Concrete array shardings can mention Auto mesh axis#

The sharding of a concrete jax.Array can be queried via x.sharding. This can only be done at the top-level. You might expect the result to be the same as the sharding associated with the value’s type, jax.typeof(x).sharding. It might not be! The concrete array sharding, x.sharding, describes the sharding along both Explicit and Auto mesh axes. It’s the sharding that the compiler eventually chose. Whereas the type-specificed sharding, jax.typeof(x).sharding, only describes the sharding along Explicit mesh axes. The Auto axes are deliberately hidden from the type because they’re the purview of the compiler. We can think of the concrete array sharding being consistent with, but more specific than, the type-specified sharding. For example:

def compare_shardings(x):
  print(f"=== with mesh: {jax.sharding.get_abstract_mesh()} ===")
  print(f"Concrete value sharding: {x.sharding.spec}")
  print(f"Type-specified sharding: {jax.typeof(x).sharding.spec}\n")

my_array = jnp.sin(jax.device_put(np.arange(8), jax.P("X")))
compare_shardings(my_array)

@auto_axes
def check_in_auto_context(x):
  compare_shardings(x)
  return x

check_in_auto_context(my_array, out_sharding=jax.P("X"))
=== with mesh: AbstractMesh('X': 4, 'Y': 2, axis_types=(Auto, Auto), device_kind=cpu, num_cores=None) ===
Concrete value sharding: P('X',)
Type-specified sharding: P(None,)

=== with mesh: AbstractMesh('X': 4, 'Y': 2, axis_types=(Auto, Auto), device_kind=cpu, num_cores=None) ===
Concrete value sharding: P('X',)
Type-specified sharding: P(None,)
Array([ 0.        ,  0.84147096,  0.9092974 ,  0.14112   , -0.7568025 ,
       -0.9589243 , -0.2794155 ,  0.6569866 ], dtype=float32)
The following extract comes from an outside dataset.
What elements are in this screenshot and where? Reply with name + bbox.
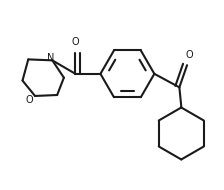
- Text: O: O: [185, 50, 193, 60]
- Text: O: O: [72, 37, 79, 47]
- Text: O: O: [26, 95, 33, 105]
- Text: N: N: [47, 53, 54, 63]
Notice that at the top level, where we’re currently in a fully Explicit mesh context, the concrete array sharding and type-specified sharding agree.
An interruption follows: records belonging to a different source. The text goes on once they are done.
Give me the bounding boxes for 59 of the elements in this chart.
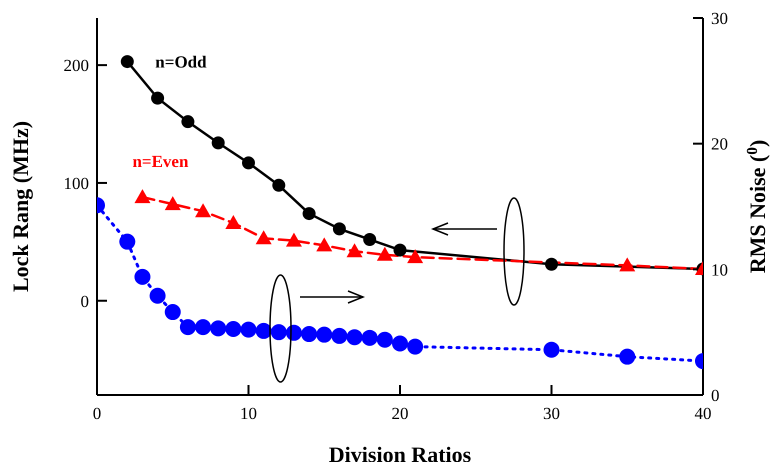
- point: [332, 222, 346, 236]
- point: [392, 335, 408, 352]
- y-axis-title: Lock Rang (MHz): [8, 120, 33, 292]
- point: [212, 136, 225, 150]
- point: [346, 243, 363, 258]
- point: [316, 326, 332, 343]
- y2-tick-label: 20: [711, 134, 728, 154]
- point: [316, 237, 332, 252]
- point: [195, 319, 212, 336]
- point: [225, 321, 242, 338]
- x-tick-label: 30: [543, 404, 560, 424]
- point: [181, 115, 194, 128]
- y-tick-label: 200: [64, 56, 89, 76]
- point: [545, 258, 558, 271]
- point: [240, 322, 256, 338]
- point: [256, 322, 272, 339]
- point: [286, 232, 302, 247]
- y2-tick-label: 30: [711, 9, 728, 28]
- point: [195, 203, 212, 218]
- point: [346, 329, 363, 346]
- point: [242, 156, 255, 170]
- point: [301, 326, 318, 342]
- point: [151, 92, 164, 105]
- point: [376, 246, 393, 261]
- x-tick-label: 40: [694, 404, 712, 424]
- x-axis-title: Division Ratios: [328, 442, 472, 467]
- point: [210, 320, 226, 336]
- point: [150, 288, 166, 304]
- point: [362, 330, 378, 346]
- point: [394, 244, 406, 257]
- x-tick-label: 0: [92, 404, 102, 424]
- point: [272, 178, 286, 192]
- point: [331, 328, 348, 344]
- point: [619, 348, 636, 365]
- y2-tick-label: 10: [711, 260, 728, 280]
- point: [164, 196, 181, 210]
- point: [302, 207, 316, 220]
- point: [180, 319, 196, 336]
- point: [619, 257, 636, 272]
- x-tick-label: 10: [240, 404, 257, 424]
- y-tick-label: 0: [80, 292, 89, 311]
- point: [544, 342, 560, 358]
- point: [363, 232, 376, 246]
- point: [119, 234, 136, 250]
- y2-tick-label: 0: [711, 386, 720, 406]
- point: [134, 189, 150, 204]
- point: [407, 249, 424, 264]
- point: [270, 324, 287, 340]
- point: [376, 332, 393, 348]
- point: [256, 230, 272, 244]
- series-label: n=Even: [132, 152, 189, 172]
- series-label: n=Odd: [155, 52, 208, 72]
- point: [120, 55, 134, 68]
- point: [164, 304, 181, 320]
- point: [407, 338, 424, 355]
- point: [225, 214, 242, 229]
- y-tick-label: 100: [64, 174, 89, 193]
- x-tick-label: 20: [392, 404, 408, 424]
- point: [134, 268, 150, 285]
But under the auto_axes decorator we’re in a fully Auto mesh context and the two shardings disagree: the type-specified sharding is P(None) whereas the concrete array sharding is P("X") (though it could be anything! It’s up to the compiler).

Manual mode lets you write explicit collectives with a per-device view of data#

Using jax.shard_map sets mesh axis types to Manual:

mesh = jax.make_mesh((4, 2), ('X', 'Y'))
jax.set_mesh(mesh)

x = jax.device_put(jnp.arange(8 * 4. ).reshape(8, 4 ), jax.P(None, 'X'))
y = jax.device_put(jnp.arange(4 * 16.).reshape(4, 16), jax.P('X', None))

@jax.shard_map(out_specs=jax.P('X', None))
def matmul(x_shard, y_shard):
  z_summand = jnp.dot(x_shard, y_shard)
  return jax.lax.psum_scatter(z_summand, 'X', tiled=True)

z = matmul(x, y)
print(jax.typeof(z))

z_ref = jnp.dot(x, y, out_sharding=jax.P('X', None))
print(jnp.allclose(z_ref, z))
float32[8@X,16]
True

For details, see the shard_map tutorial.